Once Greyson received the sedation medicine, he was out pretty quickly. We were assured that he would be okay and were able to kiss him goodbye before going into the lobby to wait. To pass the time, Derek and I decided that we were going to watch the latest episode of WandaVision on Disney Plus (if you haven’t watched this yet, you’re missing out!). We sat and watched the episode and once it was finished, we waited about another 25 minutes until being brought back to Greyson. Once we got into the room, Greyson was still asleep. He typically takes awhile to get up from sedation/anesthesia (very much like me), so I wasn’t expecting him to be up right away. This time, it did take a lot longer than any other time he has been under sedation, about 50 minutes total. I slowly removed the layers of warmed blankets from him, to help expedite the process to get him up and moving. Eventually, he did wake up and was very displeased he was in the hospital. He removed his supplemental oxygen tubes and was about to work on removing his IV, when I was able to get him to drink some juice, a requirement before discharge. Once he was able to drink a little and wake up completely, we got him dressed and were ready to go home.
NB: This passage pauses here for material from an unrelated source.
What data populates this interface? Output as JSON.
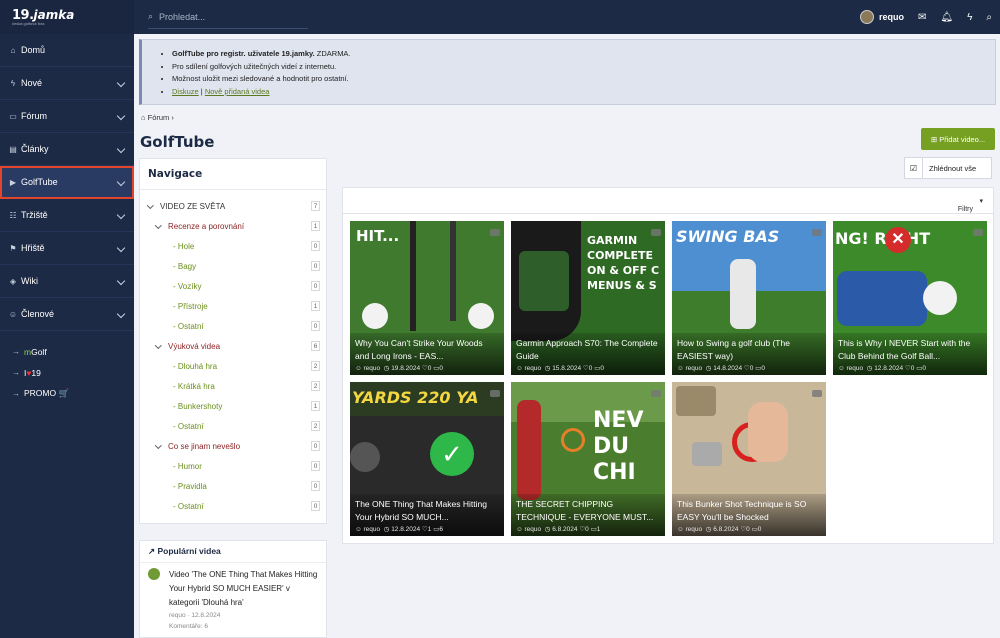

Greyson was a fall risk, so he was strapped into a wheel chair for the discharge and short walk back to the car. We packed him in and left the hospital. Luckily by this time, the sun was out and the temperatures had increased enough to melt some of the ice and snow, so the roads were so much better than the morning had been. We made it home in pretty good time, since the speed restrictions on the PA turnpike were lifted. Once we got home, I picked up Roslynn from my parent’s house, who was having a Nana & Pop-Pop sleepover. We got back home, and the Martin besties were reunited. The rest of the afternoon was pretty low-key and the kids were happy to be back together.
I was not expecting the MRI results until Monday at the earliest, so I was pleasantly surprised to receive a message from the Neurologist. She stated that Greyson’s Periventricular Leukomalacia (PVL) AKA brain damage from birth, had not progressed or regressed. Essentially meaning that there was no new injury to the brain from his headhbanging, but his Intellectual Disability and Epilepsy is most likely caused by this injury. 92% of children with PVL will develop cerebral palsy in their life, which I am honestly shocked he has not been diagnosed already due to his gait and lack of muscle tone. We will cross that bridge if/when it comes, but for now, we are grateful for no new injuries and our healthy little man.